Now Davie was an honest man—at least he had always supposed himself to be—and if you, or I, or another, had insinuated aught to the contrary, he would have been highly indignant. And yet it is a fact that as he went out of the garden with the chest on his wheelbarrow along with the garden tools, the whole carefully concealed with oat straw, he felt like a thief!
Meeting some of his cronies, with whom at ordinary times he would have held a jolly crack, he now hurried by with a mere "Gude-e'en, neebor," and when he saw the minister coming that way he crossed the road rather than speak to the godly man.
As he turned into the lane which led to his own cottage, little Jamie, who had been on the watch for him, came running out to beg for a ride on the wheelbarrow; and instead of catching him in his arms for a kiss, as was his wont, he angrily bade him "gang hame to his mither."
The disappointed child looked up in his father's face, and then, without saying a word, but sobbing bitterly, trotted back to the house.
There was in the barn a closet where Davie kept his garden tools, and which was seldom entered by any one save himself. There he deposited the chest, which had already begun to exercise a baleful influence, and which was destined to work him still further woe.
He had intended—or he had made himself believe that he intended—to restore the box to its owner without opening it; but now that it was in his own possession, he felt an almost irresistible desire to see what it contained.

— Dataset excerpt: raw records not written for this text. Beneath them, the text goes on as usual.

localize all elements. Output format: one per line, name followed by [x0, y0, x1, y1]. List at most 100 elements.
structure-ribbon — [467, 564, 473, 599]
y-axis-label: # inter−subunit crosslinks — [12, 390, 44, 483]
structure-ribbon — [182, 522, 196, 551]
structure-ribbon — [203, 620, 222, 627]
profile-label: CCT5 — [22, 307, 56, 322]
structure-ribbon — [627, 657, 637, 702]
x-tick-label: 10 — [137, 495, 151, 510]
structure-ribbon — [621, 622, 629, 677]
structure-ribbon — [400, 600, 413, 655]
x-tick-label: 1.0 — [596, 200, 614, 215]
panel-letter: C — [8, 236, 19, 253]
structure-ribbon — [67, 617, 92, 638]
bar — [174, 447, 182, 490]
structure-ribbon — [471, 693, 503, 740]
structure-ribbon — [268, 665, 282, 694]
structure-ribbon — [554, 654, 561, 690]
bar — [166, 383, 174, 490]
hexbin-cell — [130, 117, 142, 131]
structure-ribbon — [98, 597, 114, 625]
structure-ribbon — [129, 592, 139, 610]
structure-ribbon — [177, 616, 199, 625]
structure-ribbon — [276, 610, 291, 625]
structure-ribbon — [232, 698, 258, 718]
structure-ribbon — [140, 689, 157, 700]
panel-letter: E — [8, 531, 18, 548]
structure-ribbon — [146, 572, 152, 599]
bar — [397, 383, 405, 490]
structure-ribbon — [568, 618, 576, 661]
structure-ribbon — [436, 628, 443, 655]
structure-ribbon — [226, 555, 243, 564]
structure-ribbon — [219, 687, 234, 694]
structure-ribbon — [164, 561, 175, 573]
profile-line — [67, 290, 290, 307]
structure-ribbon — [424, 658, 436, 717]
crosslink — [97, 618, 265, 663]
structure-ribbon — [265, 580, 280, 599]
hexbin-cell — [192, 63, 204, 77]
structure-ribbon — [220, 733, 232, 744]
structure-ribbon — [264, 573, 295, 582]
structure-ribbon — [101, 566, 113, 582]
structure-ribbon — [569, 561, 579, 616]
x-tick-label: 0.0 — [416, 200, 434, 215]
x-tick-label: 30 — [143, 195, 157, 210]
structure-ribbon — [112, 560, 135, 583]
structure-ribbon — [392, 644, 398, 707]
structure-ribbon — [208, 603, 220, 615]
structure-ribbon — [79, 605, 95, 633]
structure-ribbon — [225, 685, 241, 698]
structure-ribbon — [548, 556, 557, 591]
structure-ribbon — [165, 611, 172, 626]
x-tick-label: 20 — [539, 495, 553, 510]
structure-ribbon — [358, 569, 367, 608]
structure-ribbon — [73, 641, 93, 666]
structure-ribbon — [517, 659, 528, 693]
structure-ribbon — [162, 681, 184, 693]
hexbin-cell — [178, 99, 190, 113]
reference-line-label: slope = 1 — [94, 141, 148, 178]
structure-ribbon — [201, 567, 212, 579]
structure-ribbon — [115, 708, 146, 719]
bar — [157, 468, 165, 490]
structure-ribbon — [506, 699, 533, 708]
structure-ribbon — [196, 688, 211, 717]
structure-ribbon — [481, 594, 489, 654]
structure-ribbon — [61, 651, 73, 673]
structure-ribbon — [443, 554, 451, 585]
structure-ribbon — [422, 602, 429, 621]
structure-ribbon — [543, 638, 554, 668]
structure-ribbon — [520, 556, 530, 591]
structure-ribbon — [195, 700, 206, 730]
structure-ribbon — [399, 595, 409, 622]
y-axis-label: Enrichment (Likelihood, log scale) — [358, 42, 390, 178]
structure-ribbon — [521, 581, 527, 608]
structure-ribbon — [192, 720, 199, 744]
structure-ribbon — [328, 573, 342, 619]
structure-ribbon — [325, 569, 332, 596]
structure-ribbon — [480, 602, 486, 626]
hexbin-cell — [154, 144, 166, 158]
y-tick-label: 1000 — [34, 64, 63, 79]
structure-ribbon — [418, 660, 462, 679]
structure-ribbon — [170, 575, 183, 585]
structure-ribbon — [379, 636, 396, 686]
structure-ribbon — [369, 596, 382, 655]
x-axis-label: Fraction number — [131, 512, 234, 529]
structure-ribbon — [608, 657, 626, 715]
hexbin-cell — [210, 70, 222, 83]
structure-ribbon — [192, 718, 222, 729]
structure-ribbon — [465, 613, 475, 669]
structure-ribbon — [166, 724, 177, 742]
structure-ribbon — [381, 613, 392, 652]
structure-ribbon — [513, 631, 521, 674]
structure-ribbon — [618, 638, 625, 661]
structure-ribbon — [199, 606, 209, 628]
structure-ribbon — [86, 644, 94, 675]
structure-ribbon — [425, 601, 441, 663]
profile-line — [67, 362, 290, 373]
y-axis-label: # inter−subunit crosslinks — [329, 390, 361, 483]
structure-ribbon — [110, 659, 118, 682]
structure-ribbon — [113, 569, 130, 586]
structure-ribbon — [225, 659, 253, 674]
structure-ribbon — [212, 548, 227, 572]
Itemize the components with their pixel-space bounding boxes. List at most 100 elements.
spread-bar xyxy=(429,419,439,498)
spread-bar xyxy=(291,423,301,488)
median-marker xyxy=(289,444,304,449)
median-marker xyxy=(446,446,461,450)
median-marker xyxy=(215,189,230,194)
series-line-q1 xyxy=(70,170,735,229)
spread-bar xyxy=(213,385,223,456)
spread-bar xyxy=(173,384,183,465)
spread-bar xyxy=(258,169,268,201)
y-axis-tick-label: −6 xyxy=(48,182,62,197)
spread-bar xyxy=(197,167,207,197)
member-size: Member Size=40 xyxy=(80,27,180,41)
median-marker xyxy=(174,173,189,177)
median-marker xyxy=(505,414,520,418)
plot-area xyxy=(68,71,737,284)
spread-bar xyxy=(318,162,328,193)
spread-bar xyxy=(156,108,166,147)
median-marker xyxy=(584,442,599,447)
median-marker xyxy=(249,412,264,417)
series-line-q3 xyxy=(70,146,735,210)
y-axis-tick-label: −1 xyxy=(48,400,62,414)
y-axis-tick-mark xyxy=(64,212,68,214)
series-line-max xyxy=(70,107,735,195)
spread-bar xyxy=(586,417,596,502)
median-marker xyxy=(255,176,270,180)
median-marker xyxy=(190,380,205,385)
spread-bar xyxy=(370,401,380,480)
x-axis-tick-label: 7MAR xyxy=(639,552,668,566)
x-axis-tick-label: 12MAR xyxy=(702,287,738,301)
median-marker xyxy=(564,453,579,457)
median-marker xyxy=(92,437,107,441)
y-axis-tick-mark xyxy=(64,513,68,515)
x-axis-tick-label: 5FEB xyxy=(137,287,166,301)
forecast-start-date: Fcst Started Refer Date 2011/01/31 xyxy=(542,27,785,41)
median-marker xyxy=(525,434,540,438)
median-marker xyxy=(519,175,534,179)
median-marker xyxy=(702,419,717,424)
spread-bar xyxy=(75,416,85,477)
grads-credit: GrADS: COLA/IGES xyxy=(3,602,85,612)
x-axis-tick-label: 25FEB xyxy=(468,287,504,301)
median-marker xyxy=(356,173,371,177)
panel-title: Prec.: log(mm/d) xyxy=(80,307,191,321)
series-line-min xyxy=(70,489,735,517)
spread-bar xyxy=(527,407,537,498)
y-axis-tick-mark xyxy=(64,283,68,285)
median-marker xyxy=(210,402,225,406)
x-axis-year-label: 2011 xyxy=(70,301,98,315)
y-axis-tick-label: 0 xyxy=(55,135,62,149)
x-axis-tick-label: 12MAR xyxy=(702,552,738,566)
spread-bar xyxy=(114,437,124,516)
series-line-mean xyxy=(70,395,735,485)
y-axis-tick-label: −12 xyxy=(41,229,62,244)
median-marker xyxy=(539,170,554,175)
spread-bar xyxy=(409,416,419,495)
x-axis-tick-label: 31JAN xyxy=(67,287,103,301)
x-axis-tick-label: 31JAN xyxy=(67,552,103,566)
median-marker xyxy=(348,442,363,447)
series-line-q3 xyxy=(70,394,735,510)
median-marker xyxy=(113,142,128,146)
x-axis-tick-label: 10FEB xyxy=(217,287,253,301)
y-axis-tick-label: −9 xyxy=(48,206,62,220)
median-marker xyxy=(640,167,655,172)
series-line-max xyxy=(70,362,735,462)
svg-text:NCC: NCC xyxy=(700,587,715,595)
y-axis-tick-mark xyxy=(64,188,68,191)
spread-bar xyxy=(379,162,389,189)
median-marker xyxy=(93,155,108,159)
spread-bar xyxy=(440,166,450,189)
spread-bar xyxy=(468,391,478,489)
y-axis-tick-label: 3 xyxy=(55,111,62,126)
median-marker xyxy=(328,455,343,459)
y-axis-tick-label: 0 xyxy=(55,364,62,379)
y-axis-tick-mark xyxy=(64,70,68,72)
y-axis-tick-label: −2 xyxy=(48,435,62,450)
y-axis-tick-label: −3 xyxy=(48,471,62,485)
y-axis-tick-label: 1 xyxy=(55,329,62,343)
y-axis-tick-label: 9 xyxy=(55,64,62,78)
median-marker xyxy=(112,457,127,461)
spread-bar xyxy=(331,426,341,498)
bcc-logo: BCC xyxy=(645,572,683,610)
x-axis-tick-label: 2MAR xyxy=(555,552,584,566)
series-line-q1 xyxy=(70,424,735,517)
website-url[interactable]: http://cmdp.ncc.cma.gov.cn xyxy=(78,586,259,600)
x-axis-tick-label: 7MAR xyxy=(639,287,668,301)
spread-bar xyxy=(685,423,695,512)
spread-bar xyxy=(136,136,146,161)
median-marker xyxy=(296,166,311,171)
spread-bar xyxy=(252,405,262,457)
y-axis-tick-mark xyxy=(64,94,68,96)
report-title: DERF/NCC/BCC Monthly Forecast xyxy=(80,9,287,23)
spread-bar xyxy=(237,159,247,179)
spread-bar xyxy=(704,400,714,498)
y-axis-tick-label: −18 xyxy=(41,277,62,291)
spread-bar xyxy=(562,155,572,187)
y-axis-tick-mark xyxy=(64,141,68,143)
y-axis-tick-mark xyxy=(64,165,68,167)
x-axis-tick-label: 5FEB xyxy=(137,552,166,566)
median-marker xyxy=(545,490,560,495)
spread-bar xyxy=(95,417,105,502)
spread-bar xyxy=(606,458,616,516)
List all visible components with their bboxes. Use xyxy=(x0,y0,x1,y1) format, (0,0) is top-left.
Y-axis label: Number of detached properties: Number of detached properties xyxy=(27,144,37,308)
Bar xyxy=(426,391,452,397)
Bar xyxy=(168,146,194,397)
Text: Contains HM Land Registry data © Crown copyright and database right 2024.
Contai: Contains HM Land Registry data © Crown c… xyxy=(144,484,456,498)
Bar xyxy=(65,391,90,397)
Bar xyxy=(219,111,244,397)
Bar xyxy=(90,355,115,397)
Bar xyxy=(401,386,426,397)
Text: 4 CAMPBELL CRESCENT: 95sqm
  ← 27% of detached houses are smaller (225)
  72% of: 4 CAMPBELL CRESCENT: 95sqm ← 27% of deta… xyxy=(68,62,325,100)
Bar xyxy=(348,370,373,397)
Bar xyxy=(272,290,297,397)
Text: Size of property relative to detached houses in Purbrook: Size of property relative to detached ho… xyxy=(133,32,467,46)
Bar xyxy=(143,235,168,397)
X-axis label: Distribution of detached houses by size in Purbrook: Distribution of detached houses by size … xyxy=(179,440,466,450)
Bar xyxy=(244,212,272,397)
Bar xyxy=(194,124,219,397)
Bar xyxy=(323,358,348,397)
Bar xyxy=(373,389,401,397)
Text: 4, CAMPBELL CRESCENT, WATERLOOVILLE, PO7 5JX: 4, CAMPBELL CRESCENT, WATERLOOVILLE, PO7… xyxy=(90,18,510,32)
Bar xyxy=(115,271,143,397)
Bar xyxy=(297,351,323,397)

"Belike it's nae treasure, after a'," said he to himself; "but only some auld trash not worth a groat."
With that he placed his hand on the lid and shook it gently, scarcely dreaming that it would yield without hammer and chisel; but both the rust-eaten lock and hinges gave way at once, and the cover fell to the floor with a startling crash.
Enclosed within the box were the gold and silver plate of the Lanark family.
Forth from their long burial they came to glitter once more in the sunlight, though the eyes that looked upon them last were years since closed upon all earthly scenes, and the soul of him who placed them there had gone, let us trust, to find a better treasure, where neither moth nor rust corrupts, nor thieves break through and steal.